I go back on occasion to The Stories of John Cheever and am never disappointed. I know he is supposed to be a minor writer, but the stories, and the novels such as Falconer and the two Wapshot books, tell us things about post-World War II America that almost nobody else tells as well. Cheever’s own life was in many ways a wreck; there were multiple collisions with lechery, alcoholism, and deep funks. But I once read an interview in which he was asked why he went to church. He answered, as best I recall, “I go for the Eucharist. If I didn’t, I wouldn’t know what to do with my gratitude.”

That answer came to mind again as I read an interview with Makoto Fujimura, an artist whom I recently met. He lives with his family over in the TriBeCa district of Manhattan, where he also has his studio. His paintings are awe-full. Highly abstract, to be sure, but visibly tethered to points of reality in a way that makes them, if not representative, certainly not self-indulgent to the point of narcissism, which is the manner of so much contemporary art. (You can get some sense of what I mean by checking him out on the Internet.)

Fujimura is part of a small group of Christian artists in New York who are leading something like a renaissance in work of spiritual consequence. As with Fujimura, some of them have been inspired and sustained by the remarkable community that is the Church of the Redeemer, led by the Rev. Tim Keller. Presbyterian in orientation, Redeemer meets in midtown, with subgroups elsewhere in the city, and has a well-deserved reputation for reaching young New York achievers with the gospel of Jesus Christ. More on that some other time. Here is part of the interview I mentioned. Fujimura is asked why, by the use of layers of silver and gold foil, his pictures have built into them a process of change. What is the significance of that? He answers:

It is a very Japanese way of thinking. Rather than trying to make something permanent, they appreciate what has aged. Once you accept the fact that things are not permanent, you approach the ephemeral with a renewed perspective. You can see the permanent and the ephemeral as parallel tracks and can find value in something that is aged, rusting, or decaying . . . Japanese artists have always considered silver, for example, to symbolize our lives and death because it oxidizes over time and tarnishes. Painters deliberately use this oxidizing process to symbolize time itself. The paintings are made so that, as the silver tarnishes, certain aspects of expression are revealed that would not originally have been seen. In the recent Koetsu [a sixteenth century artist] in Philadelphia, many of his paintings were heavily tarnished, but they had this incredible glow to them.

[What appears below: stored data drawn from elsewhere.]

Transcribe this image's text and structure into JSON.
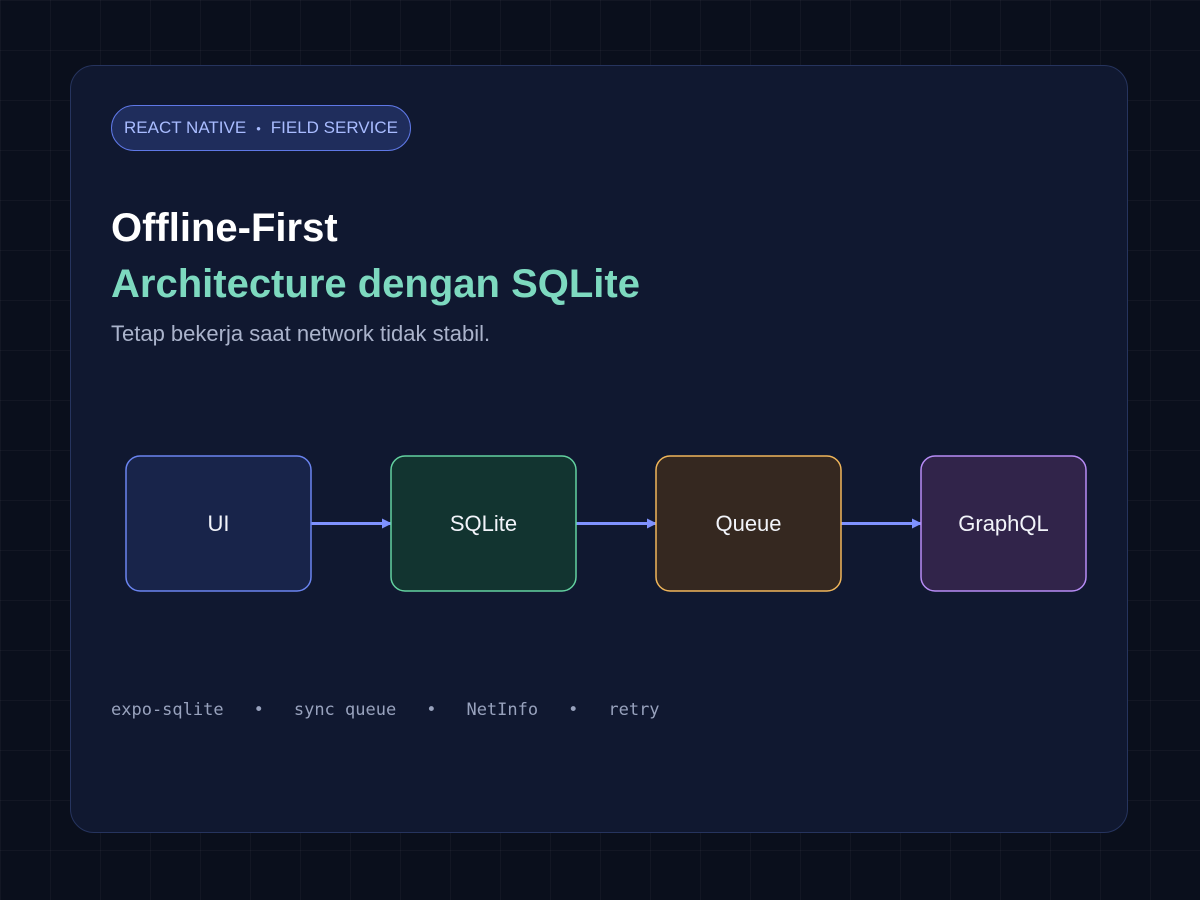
{
  "tag": {
    "left": "REACT NATIVE",
    "separator": "•",
    "right": "FIELD SERVICE"
  },
  "title": "Offline-First",
  "subtitle": "Architecture dengan SQLite",
  "description": "Tetap bekerja saat network tidak stabil.",
  "flow": {
    "nodes": [
      {
        "label": "UI",
        "color": "#6a84f0",
        "fill": "#18244a"
      },
      {
        "label": "SQLite",
        "color": "#63d1a0",
        "fill": "#123430"
      },
      {
        "label": "Queue",
        "color": "#f0b65a",
        "fill": "#352820"
      },
      {
        "label": "GraphQL",
        "color": "#b78cf6",
        "fill": "#31244a"
      }
    ],
    "arrow_color": "#7f92ff"
  },
  "tech": {
    "items": [
      "expo-sqlite",
      "sync queue",
      "NetInfo",
      "retry"
    ],
    "separator": "•"
  },
  "colors": {
    "background": "#0a0f1c",
    "card": "#101830",
    "accent_green": "#7dd9bf",
    "accent_blue": "#a9bcff"
  }
}
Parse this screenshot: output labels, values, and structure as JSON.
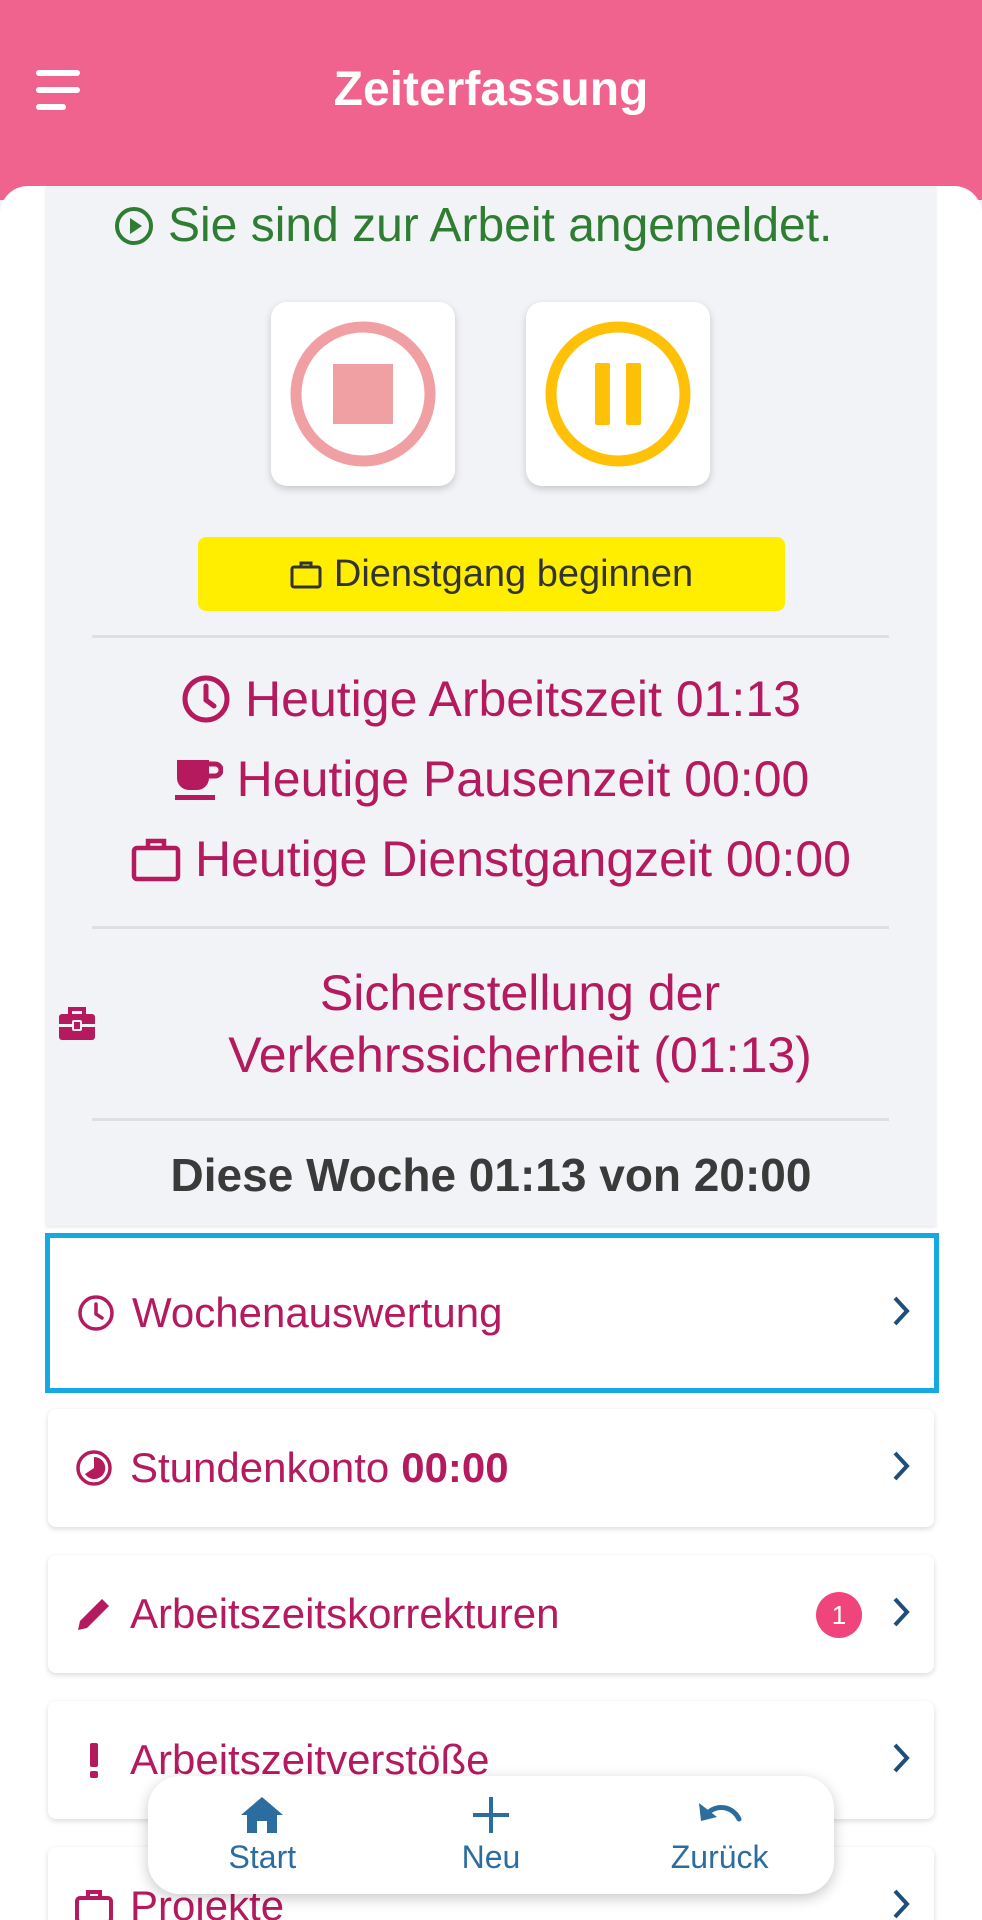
{
  "app": {
    "title": "Zeiterfassung"
  },
  "status": {
    "signed_in_text": "Sie sind zur Arbeit angemeldet.",
    "errand_button_label": "Dienstgang beginnen",
    "stats": {
      "work_time": "Heutige Arbeitszeit 01:13",
      "break_time": "Heutige Pausenzeit 00:00",
      "errand_time": "Heutige Dienstgangzeit 00:00"
    },
    "project": "Sicherstellung der Verkehrssicherheit (01:13)",
    "week_summary": "Diese Woche 01:13 von 20:00"
  },
  "menu": {
    "items": [
      {
        "label": "Wochenauswertung",
        "icon": "clock-icon"
      },
      {
        "label": "Stundenkonto",
        "value": "00:00",
        "icon": "pie-icon"
      },
      {
        "label": "Arbeitszeitskorrekturen",
        "badge": "1",
        "icon": "pencil-icon"
      },
      {
        "label": "Arbeitszeitverstöße",
        "icon": "exclamation-icon"
      },
      {
        "label": "Projekte",
        "icon": "briefcase-icon"
      }
    ]
  },
  "bottom_nav": {
    "start": "Start",
    "new": "Neu",
    "back": "Zurück"
  },
  "colors": {
    "header": "#f0638e",
    "accent": "#b5195e",
    "success": "#2e7d32",
    "stop": "#f0a0a3",
    "pause": "#ffc107",
    "errand_button": "#ffee00",
    "nav": "#2c6da0",
    "selection": "#14a9e1"
  }
}
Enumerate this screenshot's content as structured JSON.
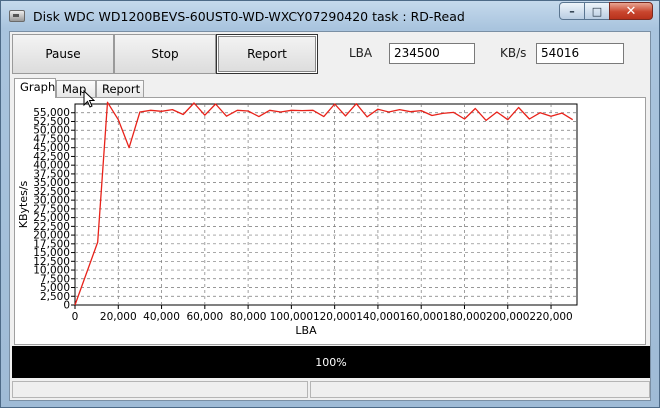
{
  "window": {
    "title": "Disk WDC WD1200BEVS-60UST0-WD-WXCY07290420   task : RD-Read",
    "caption": {
      "minimize": "–",
      "maximize": "□",
      "close": "✕"
    }
  },
  "toolbar": {
    "pause_label": "Pause",
    "stop_label": "Stop",
    "report_label": "Report",
    "lba_label": "LBA",
    "lba_value": "234500",
    "kbs_label": "KB/s",
    "kbs_value": "54016"
  },
  "tabs": [
    {
      "label": "Graph",
      "active": true
    },
    {
      "label": "Map",
      "active": false
    },
    {
      "label": "Report",
      "active": false
    }
  ],
  "chart_data": {
    "type": "line",
    "xlabel": "LBA",
    "ylabel": "KBytes/s",
    "xlim": [
      0,
      232000
    ],
    "ylim": [
      0,
      57500
    ],
    "xticks": [
      "0",
      "20,000",
      "40,000",
      "60,000",
      "80,000",
      "100,000",
      "120,000",
      "140,000",
      "160,000",
      "180,000",
      "200,000",
      "220,000"
    ],
    "yticks": [
      "0",
      "2,500",
      "5,000",
      "7,500",
      "10,000",
      "12,500",
      "15,000",
      "17,500",
      "20,000",
      "22,500",
      "25,000",
      "27,500",
      "30,000",
      "32,500",
      "35,000",
      "37,500",
      "40,000",
      "42,500",
      "45,000",
      "47,500",
      "50,000",
      "52,500",
      "55,000"
    ],
    "grid": true,
    "line_color": "#e8221a",
    "series": [
      {
        "x": [
          0,
          10500,
          15000,
          20000,
          25000,
          30000,
          35000,
          40000,
          45000,
          50000,
          55000,
          60000,
          65000,
          70000,
          75000,
          80000,
          85000,
          90000,
          95000,
          100000,
          105000,
          110000,
          115000,
          120000,
          125000,
          130000,
          135000,
          140000,
          145000,
          150000,
          155000,
          160000,
          165000,
          170000,
          175000,
          180000,
          185000,
          190000,
          195000,
          200000,
          205000,
          210000,
          215000,
          220000,
          225000,
          230000
        ],
        "y": [
          0,
          18000,
          58000,
          53000,
          45000,
          55200,
          55700,
          55400,
          55900,
          54500,
          57800,
          54300,
          57500,
          54000,
          55700,
          55500,
          53900,
          55700,
          55200,
          55700,
          55600,
          55700,
          53900,
          57500,
          54100,
          57600,
          53800,
          56000,
          55200,
          55900,
          55300,
          55600,
          54200,
          54800,
          55100,
          53200,
          56200,
          52800,
          55200,
          53000,
          56500,
          53200,
          55000,
          54000,
          54900,
          53000
        ]
      }
    ]
  },
  "progress": {
    "text": "100%",
    "value": 1.0
  }
}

He was certainly aware of what was going to happen to those paintings, and here we are four hundred years later looking at works that will continue to evolve over time.


And here is the part of the Fujimura interview that put me in mind of John Cheever’s reflection:

I came to a point where I couldn’t justify what I did, although I knew that it fit who I was as a person and the expression I was longing for. Yet when it came down to looking at this sublime grace that was flowing out of my own hands, I didn’t know how to justify it. The more I thought about it, the more depressing it became. I knew that when I was making art it was very rich, very real, very refined, and very beautiful. Yet I could not accept that beauty for myself. I knew that inside my heart there was no place to put that kind of beauty. And the more I painted, the more I realized that this schism between what was going on in my heart and what I was able to paint was growing larger. When I finally embraced the faith that there was this presence, this Creator behind the creation, then I had a way to accept this beauty, because I had been accepted by someone even more sublime. There was a purpose behind everything; Christ came two thousand years ago and lived in Palestine. He walked among us; he felt the same dirt we feel today and that to me was an amazing realization. If this beauty had a home then I could accept it for myself as small and frail as I am, because of the work that Christ himself poured out for me. But without him, it was impossible.


I read the other day yet another theologian explaining that people today can make no sense of the Church’s language about being justified. To be justified means, among many other things, the discovery that beauty and gratitude, and gratitude for beauty, have a home.